Langkah Strategis Penegak Hukum
Memerangi prilaku skandal korupsi tidaklah cukup hanya dengan pola yang ada dalam teori penegakan hukum. Pertama, struktur hukum (legal structure). Kedua, substansi hukum (legal substance). Ketiga, kultur hukum (legal culture). Karena itulah tiga solusi ini harus sejalan seimbang (balance) dalam memutus generasi koruptor agar menghasilkan prestasi yang jelas.

Dan itu juga dengan tegas dikatakan dalam buku (Jihad NU Melawan Korupsi: 2017), bawah pola “memerangi korupsi tidak hanya bisa dilakukan aparat penegak hukum, seperti kepolisian, kejaksaan, dan KPK. Penegakan hukum hanya salah satu lini saja. Harus ada gerakan “mestakung” (semesta mendukung) untuk perang terhadap korupsi. Aparat penegak hukum tidak akan mampu sendirian maju ke medan laga melawan korupsi.”

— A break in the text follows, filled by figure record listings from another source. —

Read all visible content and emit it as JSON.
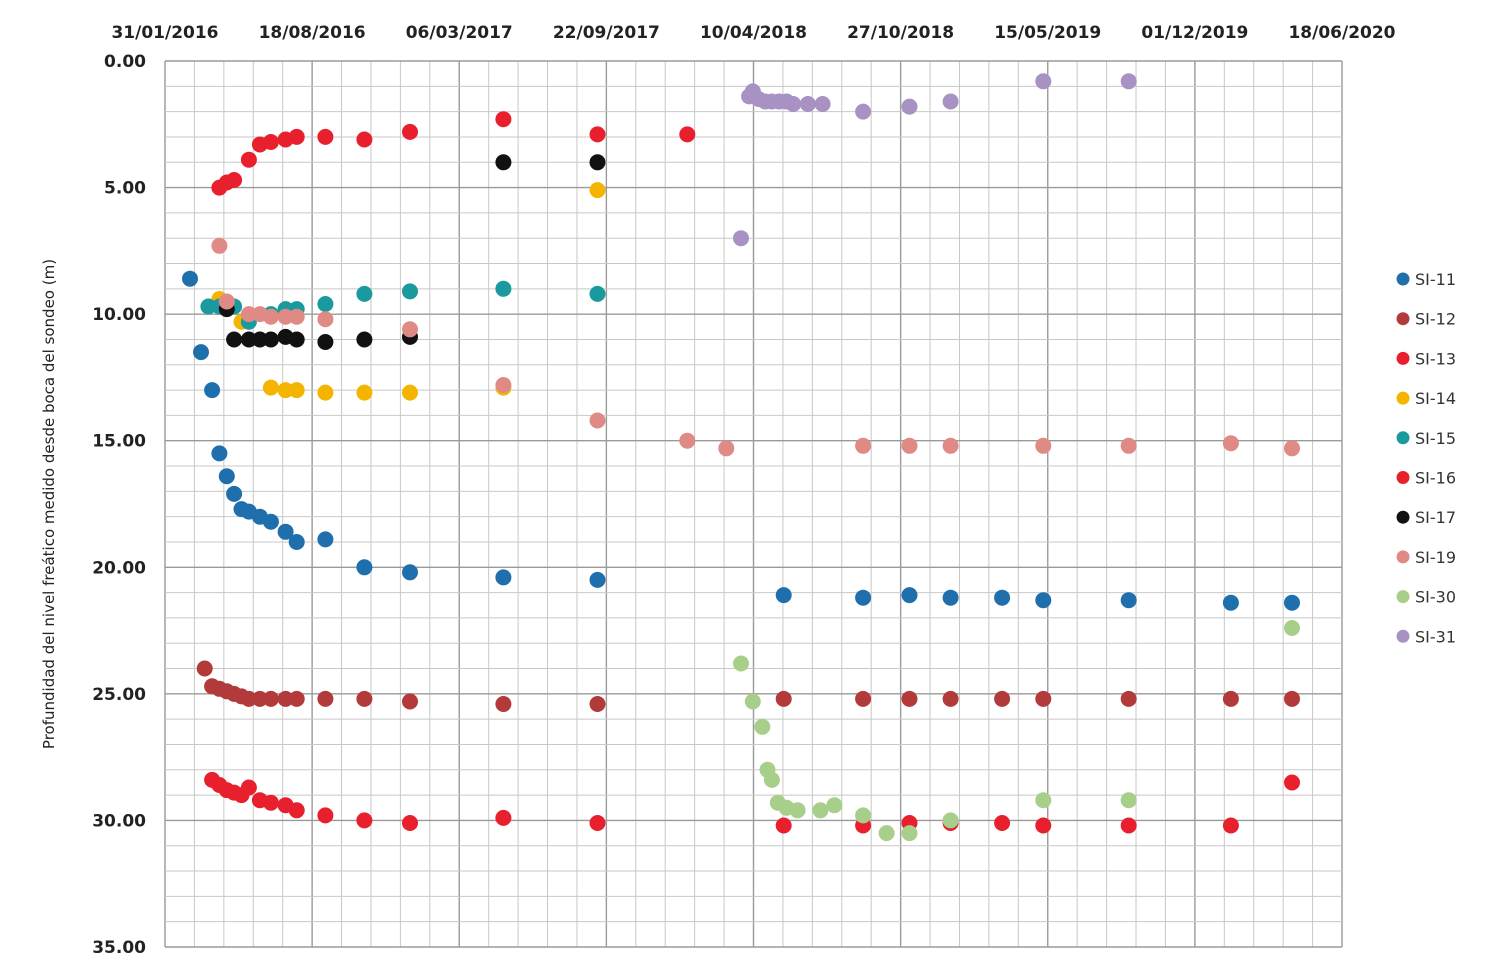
{
  "chart_data": {
    "type": "scatter",
    "title": "",
    "ylabel": "Profundidad del nivel freático medido desde boca del sondeo (m)",
    "xlabel": "",
    "x_axis": {
      "min": "2016-01-31",
      "max": "2020-06-18",
      "position": "top",
      "tick_labels": [
        "31/01/2016",
        "18/08/2016",
        "06/03/2017",
        "22/09/2017",
        "10/04/2018",
        "27/10/2018",
        "15/05/2019",
        "01/12/2019",
        "18/06/2020"
      ]
    },
    "y_axis": {
      "min": 0,
      "max": 35,
      "inverted": true,
      "tick_labels": [
        "0.00",
        "5.00",
        "10.00",
        "15.00",
        "20.00",
        "25.00",
        "30.00",
        "35.00"
      ]
    },
    "grid": true,
    "legend_position": "right",
    "series": [
      {
        "name": "SI-11",
        "color": "#1f6fad",
        "points": [
          [
            "2016-03-05",
            8.6
          ],
          [
            "2016-03-20",
            11.5
          ],
          [
            "2016-04-04",
            13.0
          ],
          [
            "2016-04-14",
            15.5
          ],
          [
            "2016-04-24",
            16.4
          ],
          [
            "2016-05-04",
            17.1
          ],
          [
            "2016-05-14",
            17.7
          ],
          [
            "2016-05-24",
            17.8
          ],
          [
            "2016-06-08",
            18.0
          ],
          [
            "2016-06-23",
            18.2
          ],
          [
            "2016-07-13",
            18.6
          ],
          [
            "2016-07-28",
            19.0
          ],
          [
            "2016-09-05",
            18.9
          ],
          [
            "2016-10-28",
            20.0
          ],
          [
            "2016-12-29",
            20.2
          ],
          [
            "2017-05-05",
            20.4
          ],
          [
            "2017-09-10",
            20.5
          ],
          [
            "2018-05-21",
            21.1
          ],
          [
            "2018-09-06",
            21.2
          ],
          [
            "2018-11-08",
            21.1
          ],
          [
            "2019-01-03",
            21.2
          ],
          [
            "2019-03-14",
            21.2
          ],
          [
            "2019-05-09",
            21.3
          ],
          [
            "2019-09-02",
            21.3
          ],
          [
            "2020-01-19",
            21.4
          ],
          [
            "2020-04-11",
            21.4
          ]
        ]
      },
      {
        "name": "SI-12",
        "color": "#b23a3a",
        "points": [
          [
            "2016-03-25",
            24.0
          ],
          [
            "2016-04-04",
            24.7
          ],
          [
            "2016-04-14",
            24.8
          ],
          [
            "2016-04-24",
            24.9
          ],
          [
            "2016-05-04",
            25.0
          ],
          [
            "2016-05-14",
            25.1
          ],
          [
            "2016-05-24",
            25.2
          ],
          [
            "2016-06-08",
            25.2
          ],
          [
            "2016-06-23",
            25.2
          ],
          [
            "2016-07-13",
            25.2
          ],
          [
            "2016-07-28",
            25.2
          ],
          [
            "2016-09-05",
            25.2
          ],
          [
            "2016-10-28",
            25.2
          ],
          [
            "2016-12-29",
            25.3
          ],
          [
            "2017-05-05",
            25.4
          ],
          [
            "2017-09-10",
            25.4
          ],
          [
            "2018-05-21",
            25.2
          ],
          [
            "2018-09-06",
            25.2
          ],
          [
            "2018-11-08",
            25.2
          ],
          [
            "2019-01-03",
            25.2
          ],
          [
            "2019-03-14",
            25.2
          ],
          [
            "2019-05-09",
            25.2
          ],
          [
            "2019-09-02",
            25.2
          ],
          [
            "2020-01-19",
            25.2
          ],
          [
            "2020-04-11",
            25.2
          ]
        ]
      },
      {
        "name": "SI-13",
        "color": "#e8202e",
        "points": [
          [
            "2016-04-04",
            28.4
          ],
          [
            "2016-04-14",
            28.6
          ],
          [
            "2016-04-24",
            28.8
          ],
          [
            "2016-05-04",
            28.9
          ],
          [
            "2016-05-14",
            29.0
          ],
          [
            "2016-05-24",
            28.7
          ],
          [
            "2016-06-08",
            29.2
          ],
          [
            "2016-06-23",
            29.3
          ],
          [
            "2016-07-13",
            29.4
          ],
          [
            "2016-07-28",
            29.6
          ],
          [
            "2016-09-05",
            29.8
          ],
          [
            "2016-10-28",
            30.0
          ],
          [
            "2016-12-29",
            30.1
          ],
          [
            "2017-05-05",
            29.9
          ],
          [
            "2017-09-10",
            30.1
          ],
          [
            "2018-05-21",
            30.2
          ],
          [
            "2018-09-06",
            30.2
          ],
          [
            "2018-11-08",
            30.1
          ],
          [
            "2019-01-03",
            30.1
          ],
          [
            "2019-03-14",
            30.1
          ],
          [
            "2019-05-09",
            30.2
          ],
          [
            "2019-09-02",
            30.2
          ],
          [
            "2020-01-19",
            30.2
          ],
          [
            "2020-04-11",
            28.5
          ]
        ]
      },
      {
        "name": "SI-14",
        "color": "#f5b400",
        "points": [
          [
            "2016-04-14",
            9.4
          ],
          [
            "2016-05-14",
            10.3
          ],
          [
            "2016-06-23",
            12.9
          ],
          [
            "2016-07-13",
            13.0
          ],
          [
            "2016-07-28",
            13.0
          ],
          [
            "2016-09-05",
            13.1
          ],
          [
            "2016-10-28",
            13.1
          ],
          [
            "2016-12-29",
            13.1
          ],
          [
            "2017-05-05",
            12.9
          ],
          [
            "2017-09-10",
            5.1
          ]
        ]
      },
      {
        "name": "SI-15",
        "color": "#1a9a9e",
        "points": [
          [
            "2016-03-30",
            9.7
          ],
          [
            "2016-04-14",
            9.7
          ],
          [
            "2016-05-04",
            9.7
          ],
          [
            "2016-05-24",
            10.3
          ],
          [
            "2016-06-23",
            10.0
          ],
          [
            "2016-07-13",
            9.8
          ],
          [
            "2016-07-28",
            9.8
          ],
          [
            "2016-09-05",
            9.6
          ],
          [
            "2016-10-28",
            9.2
          ],
          [
            "2016-12-29",
            9.1
          ],
          [
            "2017-05-05",
            9.0
          ],
          [
            "2017-09-10",
            9.2
          ]
        ]
      },
      {
        "name": "SI-16",
        "color": "#e8202e",
        "points": [
          [
            "2016-04-14",
            5.0
          ],
          [
            "2016-04-24",
            4.8
          ],
          [
            "2016-05-04",
            4.7
          ],
          [
            "2016-05-24",
            3.9
          ],
          [
            "2016-06-08",
            3.3
          ],
          [
            "2016-06-23",
            3.2
          ],
          [
            "2016-07-13",
            3.1
          ],
          [
            "2016-07-28",
            3.0
          ],
          [
            "2016-09-05",
            3.0
          ],
          [
            "2016-10-28",
            3.1
          ],
          [
            "2016-12-29",
            2.8
          ],
          [
            "2017-05-05",
            2.3
          ],
          [
            "2017-09-10",
            2.9
          ],
          [
            "2018-01-10",
            2.9
          ]
        ]
      },
      {
        "name": "SI-17",
        "color": "#111111",
        "points": [
          [
            "2016-04-24",
            9.8
          ],
          [
            "2016-05-04",
            11.0
          ],
          [
            "2016-05-24",
            11.0
          ],
          [
            "2016-06-08",
            11.0
          ],
          [
            "2016-06-23",
            11.0
          ],
          [
            "2016-07-13",
            10.9
          ],
          [
            "2016-07-28",
            11.0
          ],
          [
            "2016-09-05",
            11.1
          ],
          [
            "2016-10-28",
            11.0
          ],
          [
            "2016-12-29",
            10.9
          ],
          [
            "2017-05-05",
            4.0
          ],
          [
            "2017-09-10",
            4.0
          ]
        ]
      },
      {
        "name": "SI-19",
        "color": "#e08a86",
        "points": [
          [
            "2016-04-14",
            7.3
          ],
          [
            "2016-04-24",
            9.5
          ],
          [
            "2016-05-24",
            10.0
          ],
          [
            "2016-06-08",
            10.0
          ],
          [
            "2016-06-23",
            10.1
          ],
          [
            "2016-07-13",
            10.1
          ],
          [
            "2016-07-28",
            10.1
          ],
          [
            "2016-09-05",
            10.2
          ],
          [
            "2016-12-29",
            10.6
          ],
          [
            "2017-05-05",
            12.8
          ],
          [
            "2017-09-10",
            14.2
          ],
          [
            "2018-01-10",
            15.0
          ],
          [
            "2018-03-04",
            15.3
          ],
          [
            "2018-09-06",
            15.2
          ],
          [
            "2018-11-08",
            15.2
          ],
          [
            "2019-01-03",
            15.2
          ],
          [
            "2019-05-09",
            15.2
          ],
          [
            "2019-09-02",
            15.2
          ],
          [
            "2020-01-19",
            15.1
          ],
          [
            "2020-04-11",
            15.3
          ]
        ]
      },
      {
        "name": "SI-30",
        "color": "#a8cf8a",
        "points": [
          [
            "2018-03-24",
            23.8
          ],
          [
            "2018-04-09",
            25.3
          ],
          [
            "2018-04-22",
            26.3
          ],
          [
            "2018-04-29",
            28.0
          ],
          [
            "2018-05-05",
            28.4
          ],
          [
            "2018-05-13",
            29.3
          ],
          [
            "2018-05-25",
            29.5
          ],
          [
            "2018-06-09",
            29.6
          ],
          [
            "2018-07-10",
            29.6
          ],
          [
            "2018-07-29",
            29.4
          ],
          [
            "2018-09-06",
            29.8
          ],
          [
            "2018-10-08",
            30.5
          ],
          [
            "2018-11-08",
            30.5
          ],
          [
            "2019-01-03",
            30.0
          ],
          [
            "2019-05-09",
            29.2
          ],
          [
            "2019-09-02",
            29.2
          ],
          [
            "2020-04-11",
            22.4
          ]
        ]
      },
      {
        "name": "SI-31",
        "color": "#a892c4",
        "points": [
          [
            "2018-03-24",
            7.0
          ],
          [
            "2018-04-04",
            1.4
          ],
          [
            "2018-04-09",
            1.2
          ],
          [
            "2018-04-17",
            1.5
          ],
          [
            "2018-04-26",
            1.6
          ],
          [
            "2018-05-05",
            1.6
          ],
          [
            "2018-05-15",
            1.6
          ],
          [
            "2018-05-25",
            1.6
          ],
          [
            "2018-06-03",
            1.7
          ],
          [
            "2018-06-23",
            1.7
          ],
          [
            "2018-07-13",
            1.7
          ],
          [
            "2018-09-06",
            2.0
          ],
          [
            "2018-11-08",
            1.8
          ],
          [
            "2019-01-03",
            1.6
          ],
          [
            "2019-05-09",
            0.8
          ],
          [
            "2019-09-02",
            0.8
          ]
        ]
      }
    ]
  }
}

Artinya dalam menangani persoalan korupsi aparat penegak hukum (Kepolisian, Kejaksaan, KPK) dituntut melibatkan partisipasi masyarakat, generasi muda, LSM, dan lembaga pendidikan, agar semua elemen ini dapat menyuarakan akan pentingnya melawan korupsi. Menurut hemat penulis, ini adalah langkah awal serta solusi sinergis karena bisa melibatkan semua elemen penting tersebut.

Terutama sebagai negara hukum yang mendekati ajang pesta demokrasi yang akan melaksakan pemilihan legislatif (Pileg), dan pemilihan presiden (Pilpres), agar elemen-elemen yang terlibat juga mengkoordinasikan dengan Komisi Pemilihan Umum (KPU-RI) dan Badan Pengawas Pemilu (Bawaslu-RI) demi menghindari prilaku yang tidak bermoral ini, karena bagaimana pun pileg dan pilpres tersebut proses pergantian kepemimpinan. Di mana masyarakat harus cerdas memilih pemimpin yang memiliki kapasitas, integritas, moral, dan menjunjung tinggi kesadaran hukum.

*Penulis adalah Peneliti Muda UIN Jakarta.